- Lehrer Architects
Text description provided by the architects. The design challenge for this healthcare office was updating an aging, dank, disconnected 1960s facility, re-energizing a business’ culture and espirit d’corps.
A dark, disconnected interior is transformed into a vibrant, naturally lit work environment that honors the bones of an existing mid-century building, anchoring it in the city by revealing views to Downtown Los Angeles to the east and Hollywood Hills to the west.
The solution was to leverage the architecture’s excellent 1960s Modernist bones and proportions, revealing its inherent openness for the first time in its existence. The top floor is connected to the adjacent parking, the street below, the City beyond and the sky above. Removed spandrels reveal the openness of the original storefront walls, bringing in light and view. Color and light defines and delineates spaces in an open working environment.

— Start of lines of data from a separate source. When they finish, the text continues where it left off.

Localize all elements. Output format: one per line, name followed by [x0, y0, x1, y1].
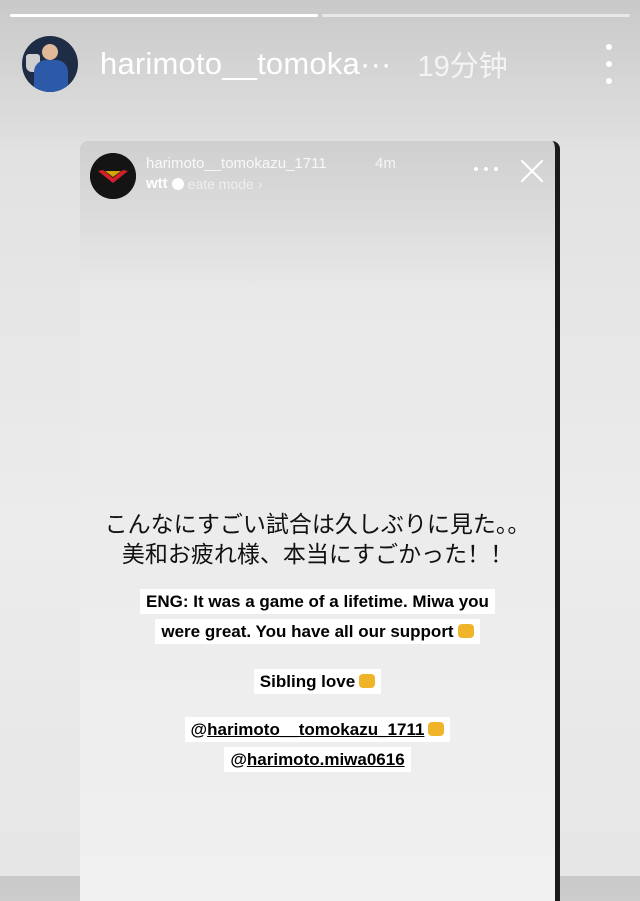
card-subline: wtt eate mode › [146, 175, 262, 192]
heart-hands-icon [359, 674, 376, 688]
tag-prefix-2: @ [230, 750, 247, 769]
mention-tags: @harimoto__tomokazu_1711 @harimoto.miwa06… [80, 715, 555, 775]
close-icon[interactable] [518, 157, 546, 185]
progress-segment-1 [10, 14, 318, 17]
sibling-text: Sibling love [259, 672, 356, 691]
story-progress [10, 14, 630, 17]
flexed-biceps-icon [457, 624, 474, 638]
mention-tag-1[interactable]: harimoto__tomokazu_1711 [207, 720, 424, 739]
avatar[interactable] [22, 36, 78, 92]
progress-segment-2 [322, 14, 630, 17]
sibling-caption-text: Sibling love [253, 669, 382, 694]
english-line-2: were great. You have all our support [161, 622, 454, 641]
avatar-figure-head [42, 44, 58, 60]
avatar-figure-body [34, 60, 68, 92]
english-caption: ENG: It was a game of a lifetime. Miwa y… [80, 587, 555, 647]
story-username[interactable]: harimoto__tomoka··· [100, 46, 392, 82]
mention-tags-text: @harimoto__tomokazu_1711 @harimoto.miwa06… [184, 717, 451, 772]
english-line-1: ENG: It was a game of a lifetime. Miwa y… [146, 592, 489, 611]
card-time-ago: 4m [375, 155, 396, 172]
japanese-line-2: 美和お疲れ様、本当にすごかった！！ [121, 542, 514, 568]
shared-story-card: harimoto__tomokazu_1711 4m wtt eate mode… [80, 141, 560, 901]
card-mode-text: eate mode › [187, 175, 263, 192]
more-horizontal-icon[interactable] [474, 167, 498, 173]
japanese-line-1: こんなにすごい試合は久しぶりに見た。。 [104, 512, 531, 538]
japanese-caption: こんなにすごい試合は久しぶりに見た。。 美和お疲れ様、本当にすごかった！！ [80, 510, 555, 570]
card-brand: wtt [146, 175, 168, 192]
wtt-logo-avatar[interactable] [90, 153, 136, 199]
card-username[interactable]: harimoto__tomokazu_1711 [146, 155, 327, 172]
progress-fill-1 [10, 14, 318, 17]
story-time-ago: 19分钟 [417, 51, 508, 83]
mention-tag-2[interactable]: harimoto.miwa0616 [247, 750, 405, 769]
card-header: harimoto__tomokazu_1711 4m wtt eate mode… [90, 151, 545, 201]
more-vertical-icon[interactable] [602, 44, 616, 84]
sibling-caption: Sibling love [80, 667, 555, 697]
handshake-icon [428, 722, 445, 736]
verified-badge-icon [171, 177, 184, 190]
story-header: harimoto__tomoka··· 19分钟 [22, 34, 620, 94]
english-caption-text: ENG: It was a game of a lifetime. Miwa y… [140, 589, 495, 644]
tag-prefix-1: @ [190, 720, 208, 739]
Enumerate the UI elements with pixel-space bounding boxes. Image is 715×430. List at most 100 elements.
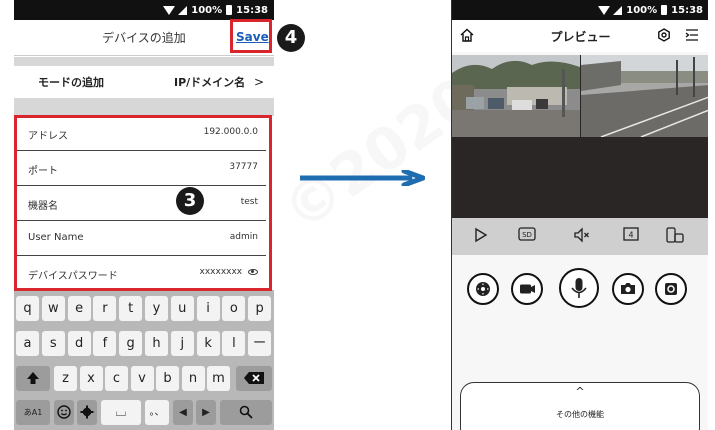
header: デバイスの追加 Save xyxy=(14,20,274,56)
field-label: アドレス xyxy=(28,131,68,142)
play-icon[interactable] xyxy=(474,227,488,243)
address-field[interactable]: アドレス 192.000.0.0 xyxy=(16,116,266,151)
battery-icon xyxy=(661,5,668,15)
add-device-screen: 100% 15:38 デバイスの追加 Save モードの追加 IP/ドメイン名 … xyxy=(14,0,274,430)
keyboard-key[interactable]: p xyxy=(248,296,272,321)
keyboard-key[interactable]: m xyxy=(207,366,230,391)
keyboard-key[interactable]: y xyxy=(145,296,168,321)
shift-icon xyxy=(27,372,39,384)
field-value: xxxxxxxx xyxy=(199,267,243,277)
search-icon xyxy=(239,405,253,419)
sd-quality-icon[interactable]: SD xyxy=(518,227,536,241)
battery-icon xyxy=(226,5,233,15)
battery-level: 100% xyxy=(626,4,658,16)
keyboard-key[interactable]: g xyxy=(119,331,143,356)
mute-icon[interactable] xyxy=(574,227,590,243)
wifi-icon xyxy=(598,5,611,15)
video-area[interactable] xyxy=(452,55,708,218)
camera-image xyxy=(452,55,580,137)
svg-text:4: 4 xyxy=(628,231,633,240)
talk-button[interactable] xyxy=(559,268,599,308)
ptz-icon xyxy=(476,282,490,296)
keyboard-key[interactable]: d xyxy=(67,331,91,356)
ptz-button[interactable] xyxy=(467,273,499,305)
field-label: ポート xyxy=(28,166,58,177)
snapshot-button[interactable] xyxy=(612,273,644,305)
keyboard-key[interactable]: a xyxy=(16,331,39,356)
keyboard-key[interactable]: ー xyxy=(248,331,272,356)
more-functions-panel[interactable]: ^ その他の機能 xyxy=(460,382,700,430)
keyboard-key[interactable]: r xyxy=(93,296,117,321)
keyboard-key[interactable]: i xyxy=(196,296,220,321)
more-functions-label: その他の機能 xyxy=(556,410,604,419)
settings-icon[interactable] xyxy=(657,28,671,42)
keyboard-key[interactable]: s xyxy=(41,331,65,356)
keyboard-key[interactable]: l xyxy=(222,331,246,356)
record-button[interactable] xyxy=(511,273,543,305)
search-key[interactable] xyxy=(220,400,272,425)
keyboard-key[interactable]: o xyxy=(222,296,246,321)
keyboard-key[interactable]: k xyxy=(196,331,220,356)
split-screen-icon[interactable]: 4 xyxy=(623,227,639,241)
punctuation-key[interactable]: 。、 xyxy=(145,400,169,425)
microphone-icon xyxy=(571,278,587,298)
menu-list-icon[interactable] xyxy=(685,28,699,42)
field-label: User Name xyxy=(28,232,84,243)
keyboard-key[interactable]: v xyxy=(130,366,154,391)
status-bar: 100% 15:38 xyxy=(452,0,708,20)
keyboard-key[interactable]: t xyxy=(119,296,143,321)
rotate-screen-icon[interactable] xyxy=(666,227,684,243)
eye-icon[interactable] xyxy=(248,268,258,275)
mode-select-row[interactable]: モードの追加 IP/ドメイン名 > xyxy=(14,66,274,98)
backspace-key[interactable] xyxy=(236,366,272,391)
fullscreen-button[interactable] xyxy=(655,273,687,305)
gear-icon xyxy=(80,405,94,419)
camera-image xyxy=(581,55,708,137)
emoji-icon xyxy=(57,405,71,419)
keyboard-key[interactable]: e xyxy=(67,296,91,321)
space-key[interactable]: ⌴ xyxy=(101,400,141,425)
mode-value: IP/ドメイン名 xyxy=(174,76,246,89)
password-field[interactable]: デバイスパスワード xxxxxxxx xyxy=(16,256,266,291)
camera-feed-1[interactable] xyxy=(452,55,580,137)
signal-icon xyxy=(613,5,623,15)
signal-icon xyxy=(178,5,188,15)
chevron-right-icon: > xyxy=(254,75,265,89)
settings-key[interactable] xyxy=(77,400,97,425)
keyboard-key[interactable]: c xyxy=(105,366,128,391)
username-field[interactable]: User Name admin xyxy=(16,221,266,256)
keyboard-key[interactable]: z xyxy=(54,366,77,391)
device-name-field[interactable]: 機器名 test xyxy=(16,186,266,221)
keyboard-key[interactable]: h xyxy=(145,331,168,356)
keyboard-key[interactable]: w xyxy=(41,296,65,321)
keyboard-key[interactable]: b xyxy=(156,366,179,391)
status-bar: 100% 15:38 xyxy=(14,0,274,20)
step-badge-4: 4 xyxy=(277,24,305,52)
keyboard-key[interactable]: u xyxy=(170,296,194,321)
emoji-key[interactable] xyxy=(54,400,74,425)
page-title: デバイスの追加 xyxy=(102,31,186,45)
keyboard-key[interactable]: j xyxy=(170,331,194,356)
field-value: test xyxy=(240,197,258,207)
shift-key[interactable] xyxy=(16,366,50,391)
cursor-right-key[interactable]: ▶ xyxy=(196,400,216,425)
port-field[interactable]: ポート 37777 xyxy=(16,151,266,186)
camera-feed-2[interactable] xyxy=(581,55,708,137)
capture-icon xyxy=(665,283,677,295)
field-value: 192.000.0.0 xyxy=(203,127,258,137)
backspace-icon xyxy=(244,372,264,384)
cursor-left-key[interactable]: ◀ xyxy=(173,400,193,425)
field-value: 37777 xyxy=(229,162,258,172)
keyboard-key[interactable]: x xyxy=(79,366,103,391)
language-key[interactable]: あA1 xyxy=(16,400,50,425)
playback-toolbar: SD 4 xyxy=(452,218,708,255)
wifi-icon xyxy=(163,5,176,15)
save-button[interactable]: Save xyxy=(236,30,269,44)
keyboard-key[interactable]: q xyxy=(16,296,39,321)
clock: 15:38 xyxy=(671,4,703,16)
clock: 15:38 xyxy=(236,4,268,16)
field-label: 機器名 xyxy=(28,201,58,212)
keyboard-key[interactable]: f xyxy=(93,331,117,356)
keyboard: qwertyuiop asdfghjklー zxcvbnm あA1 ⌴ 。、 ◀… xyxy=(14,290,274,430)
keyboard-key[interactable]: n xyxy=(181,366,205,391)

A new connective architectural zone garbed in yellow celebrates arrival and movement through the heart of the facility. From the westerly side a new two-story, street-facing stairwell and its perforated metal stair connect the top floor to this important city street and program below. The stair frames the westerly views of the City and Hollywood Hills and filters afternoon light. At the easterly side a new social deck frames robust views to the adjacent neighborhood and downtown LA skyline beyond. New skylights and glass walls pour massive natural light onto many white surfaces minimizing need for artificial lighting. Acoustical “confetti” baffles dance throughout the open office ceiling and provide visual continuity and noise attenuation.
Sustainability objectives are achieved with new skylights which transform previously artificially lit, dreary spaces into an energetic light-filled work environment. Diffused skylights provide an even spread of natural light to all corners of the open office reducing dependency on overhead lighting during the day. Predominant use of white surfaces on the floor, tabletops, and newly exposed ceilings maximize the bounce and spread of light that enters the space. Large new openings are created on both sides of the building to allow ample natural light into the lobby and allow views to Downtown Los Angeles and Hollywood Hills. From the westerly side old spandrel panels are replaced with low-e glazing at the new double-height entry stair and lobby. At the easterly side an old CMU infill wall is replaced by a new storefront with low-e glazing looking onto the new deck at the office parking.